Addressing Sexual Violence on College Campuses: Planting the Seeds of Respect at Home // Alyssa Benedict, MPH

As college begins for students across the country, a number of articles have been written about the “welcome” signs being displayed by fraternity members and other students - signs that promote predatory behavior towards young women. At Old Dominion University in Virginia, one banner read, “Rowdy and fun; Hope your baby girl is ready for a good time." Another banner read, "Freshman daughter drop-off."  A banner displayed at West Virginia University read, “She called you daddy for 18 years, now it’s OUR TURN,” while another university displayed the message, “21 to drink, 18ish to sleep over.” One quick search on the internet reveals countless other banners being displayed on campuses across the country, all with a similar message - that the arrival of young women is providing young men with opportunities for sexual exploitation. 

This photo and others are pictured here.

One of the most disturbing things about these incidents has been the public’s response. A quick browsing of the comments below the articles that have been written about these offensive banners reveals that many do not understand the seriousness of these actions or the culture of violence against girls and women that they promote. One commenter wrote, “These are hilarious, it’s what happens in college and people just need to chill out.” Countless other comments indicate that we have a serious problem - we have managed to build a culture where girls and women continue to be objectified and actions such as these are dismissed as “boys will be boys” behaviors. These messages create a physically and psychologically unsafe atmosphere for young women as they enter their adult years, the impacts of which are incalculable.

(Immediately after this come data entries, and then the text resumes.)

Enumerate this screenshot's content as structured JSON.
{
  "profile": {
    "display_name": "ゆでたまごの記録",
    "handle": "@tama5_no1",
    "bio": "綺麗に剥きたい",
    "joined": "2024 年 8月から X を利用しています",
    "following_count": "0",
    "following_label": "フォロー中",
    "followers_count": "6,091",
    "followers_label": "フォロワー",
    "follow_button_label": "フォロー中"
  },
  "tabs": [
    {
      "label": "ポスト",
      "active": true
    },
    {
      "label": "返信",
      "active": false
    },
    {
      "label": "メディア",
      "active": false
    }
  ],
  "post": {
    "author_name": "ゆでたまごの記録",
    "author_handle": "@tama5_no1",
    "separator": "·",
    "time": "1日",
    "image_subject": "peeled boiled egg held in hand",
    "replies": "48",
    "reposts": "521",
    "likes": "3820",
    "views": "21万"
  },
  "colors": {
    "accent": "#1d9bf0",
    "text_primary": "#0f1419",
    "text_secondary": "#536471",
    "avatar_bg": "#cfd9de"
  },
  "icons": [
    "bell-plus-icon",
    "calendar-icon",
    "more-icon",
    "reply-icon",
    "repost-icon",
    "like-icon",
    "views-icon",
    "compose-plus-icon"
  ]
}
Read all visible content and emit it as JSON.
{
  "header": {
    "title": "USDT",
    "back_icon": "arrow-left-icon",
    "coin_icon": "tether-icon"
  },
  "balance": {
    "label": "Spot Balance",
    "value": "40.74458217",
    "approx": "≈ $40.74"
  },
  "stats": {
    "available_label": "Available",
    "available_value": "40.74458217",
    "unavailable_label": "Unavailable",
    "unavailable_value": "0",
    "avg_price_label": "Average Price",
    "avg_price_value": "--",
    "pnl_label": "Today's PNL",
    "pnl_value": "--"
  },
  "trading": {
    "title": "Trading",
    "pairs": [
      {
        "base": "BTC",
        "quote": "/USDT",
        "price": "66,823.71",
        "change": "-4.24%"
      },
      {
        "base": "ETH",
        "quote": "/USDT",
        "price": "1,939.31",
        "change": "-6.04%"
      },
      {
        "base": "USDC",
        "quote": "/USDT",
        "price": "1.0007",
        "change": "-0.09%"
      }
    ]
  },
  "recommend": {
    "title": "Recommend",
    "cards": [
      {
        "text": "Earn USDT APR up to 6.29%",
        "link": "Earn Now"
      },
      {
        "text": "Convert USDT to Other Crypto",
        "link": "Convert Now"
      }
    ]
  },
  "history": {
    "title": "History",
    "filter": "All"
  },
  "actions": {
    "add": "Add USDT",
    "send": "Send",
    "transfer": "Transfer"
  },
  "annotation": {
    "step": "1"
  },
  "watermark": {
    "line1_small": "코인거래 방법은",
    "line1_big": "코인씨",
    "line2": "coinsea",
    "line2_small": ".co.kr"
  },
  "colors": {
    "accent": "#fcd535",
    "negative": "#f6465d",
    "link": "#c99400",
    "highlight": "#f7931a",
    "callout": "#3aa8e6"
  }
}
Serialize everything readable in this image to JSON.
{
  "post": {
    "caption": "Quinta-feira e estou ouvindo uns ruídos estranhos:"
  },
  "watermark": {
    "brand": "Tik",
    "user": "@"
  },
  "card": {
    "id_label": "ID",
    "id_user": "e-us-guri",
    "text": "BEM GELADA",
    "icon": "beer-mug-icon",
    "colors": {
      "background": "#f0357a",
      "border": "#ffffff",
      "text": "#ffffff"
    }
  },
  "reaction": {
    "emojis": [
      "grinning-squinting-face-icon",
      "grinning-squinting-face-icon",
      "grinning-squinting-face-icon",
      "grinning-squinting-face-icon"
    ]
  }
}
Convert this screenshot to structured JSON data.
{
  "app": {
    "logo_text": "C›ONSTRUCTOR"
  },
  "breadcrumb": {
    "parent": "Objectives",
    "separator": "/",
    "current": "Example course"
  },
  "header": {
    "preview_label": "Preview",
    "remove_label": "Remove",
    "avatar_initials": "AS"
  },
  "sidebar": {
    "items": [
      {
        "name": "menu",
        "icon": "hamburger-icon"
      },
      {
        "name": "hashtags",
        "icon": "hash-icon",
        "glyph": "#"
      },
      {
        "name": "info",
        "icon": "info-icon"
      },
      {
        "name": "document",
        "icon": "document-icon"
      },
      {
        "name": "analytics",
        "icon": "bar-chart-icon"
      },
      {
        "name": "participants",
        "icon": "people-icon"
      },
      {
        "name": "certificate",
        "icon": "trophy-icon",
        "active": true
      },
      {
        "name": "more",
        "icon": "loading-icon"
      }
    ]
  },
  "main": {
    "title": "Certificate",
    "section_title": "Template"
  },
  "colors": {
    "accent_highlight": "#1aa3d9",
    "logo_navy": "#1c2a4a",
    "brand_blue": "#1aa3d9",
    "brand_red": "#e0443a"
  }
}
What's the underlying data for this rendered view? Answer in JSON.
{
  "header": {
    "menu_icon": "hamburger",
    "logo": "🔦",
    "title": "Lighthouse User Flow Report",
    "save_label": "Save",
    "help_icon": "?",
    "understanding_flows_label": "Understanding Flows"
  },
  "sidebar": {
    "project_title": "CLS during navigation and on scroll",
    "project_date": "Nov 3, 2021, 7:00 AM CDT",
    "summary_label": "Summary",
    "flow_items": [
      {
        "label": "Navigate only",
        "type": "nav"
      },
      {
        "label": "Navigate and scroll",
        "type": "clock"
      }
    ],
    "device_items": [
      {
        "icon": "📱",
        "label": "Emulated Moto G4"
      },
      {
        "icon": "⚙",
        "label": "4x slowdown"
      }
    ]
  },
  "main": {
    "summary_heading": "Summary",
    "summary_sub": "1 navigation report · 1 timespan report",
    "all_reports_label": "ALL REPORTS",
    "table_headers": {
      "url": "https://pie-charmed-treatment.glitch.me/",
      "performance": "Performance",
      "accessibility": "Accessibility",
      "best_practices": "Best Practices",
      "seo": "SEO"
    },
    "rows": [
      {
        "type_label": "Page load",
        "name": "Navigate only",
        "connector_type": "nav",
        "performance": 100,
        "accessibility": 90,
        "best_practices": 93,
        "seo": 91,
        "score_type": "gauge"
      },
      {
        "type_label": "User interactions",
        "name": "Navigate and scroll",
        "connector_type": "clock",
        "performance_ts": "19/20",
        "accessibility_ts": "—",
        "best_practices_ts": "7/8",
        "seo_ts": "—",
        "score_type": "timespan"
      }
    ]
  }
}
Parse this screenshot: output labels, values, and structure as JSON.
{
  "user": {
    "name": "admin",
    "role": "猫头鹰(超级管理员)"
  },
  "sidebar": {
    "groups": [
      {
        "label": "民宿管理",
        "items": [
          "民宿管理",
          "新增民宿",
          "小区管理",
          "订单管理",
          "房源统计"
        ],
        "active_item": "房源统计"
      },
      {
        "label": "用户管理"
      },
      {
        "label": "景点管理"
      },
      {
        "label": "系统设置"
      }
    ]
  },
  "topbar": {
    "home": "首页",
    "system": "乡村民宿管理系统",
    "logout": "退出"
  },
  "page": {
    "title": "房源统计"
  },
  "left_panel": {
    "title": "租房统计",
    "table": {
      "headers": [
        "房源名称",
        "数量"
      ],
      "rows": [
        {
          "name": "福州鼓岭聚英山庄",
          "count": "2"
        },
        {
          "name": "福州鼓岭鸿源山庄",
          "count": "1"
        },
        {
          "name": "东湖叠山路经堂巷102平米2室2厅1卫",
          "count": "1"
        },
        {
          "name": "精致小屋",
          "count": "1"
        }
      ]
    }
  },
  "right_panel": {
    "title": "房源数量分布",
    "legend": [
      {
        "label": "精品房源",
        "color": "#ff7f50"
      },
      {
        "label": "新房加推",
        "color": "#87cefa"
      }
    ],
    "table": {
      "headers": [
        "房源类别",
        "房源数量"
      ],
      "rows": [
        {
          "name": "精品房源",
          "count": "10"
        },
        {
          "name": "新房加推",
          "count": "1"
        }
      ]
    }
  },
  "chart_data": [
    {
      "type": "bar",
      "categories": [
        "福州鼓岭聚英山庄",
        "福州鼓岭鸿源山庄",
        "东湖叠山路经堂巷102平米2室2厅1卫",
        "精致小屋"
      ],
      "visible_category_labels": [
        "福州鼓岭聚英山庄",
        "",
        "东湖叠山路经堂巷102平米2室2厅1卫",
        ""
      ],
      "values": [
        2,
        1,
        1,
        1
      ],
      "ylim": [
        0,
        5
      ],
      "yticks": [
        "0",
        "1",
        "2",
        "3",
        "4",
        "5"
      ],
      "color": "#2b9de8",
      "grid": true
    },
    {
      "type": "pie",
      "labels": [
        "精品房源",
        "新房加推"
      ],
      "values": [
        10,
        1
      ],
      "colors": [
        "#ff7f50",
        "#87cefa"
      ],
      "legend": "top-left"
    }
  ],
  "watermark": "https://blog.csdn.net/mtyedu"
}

There are various critically important actions that need to take place in various corners of society to eliminate this anti-female culture. One such corner is the home. As I look at these banners I imagine the young men who participated in creating and hanging them. I then picture these young men as boys.  What happened between boyhood and now to make them believe this behavior is okay? If we know that a persistent anti-female culture exists in this country - one that allows countless young women to be sexually assaulted every year on campuses across the country - we need to parent our boys with intention. This means actively exposing them to messages about girls and women that are humanizing and diverse. It also means taking the time to actively counteract the negative messages boys receive about girls and women - messages they receive very early on as part of their socialization as males. Exposing boys to models of healthy and respectful communication and interactions between all genders is also critical, as is making careful choices about books, music and movies.  As boys  get older, parenting them  with intention means having honest conversations about the anti-female statements they will hear, the objectifying behaviors they will see and how to navigate a culture that doesn’t always respect girls and women.  This includes having conversations about healthy relationships, responsible sexuality and the deleterious impacts of pornography.

Colleges and universities need to respond to these incidents and actively work with students, faculty and staff to build safe campus cultures that value and respect young women. We need to take our own actions at home to raise sons who will do the same.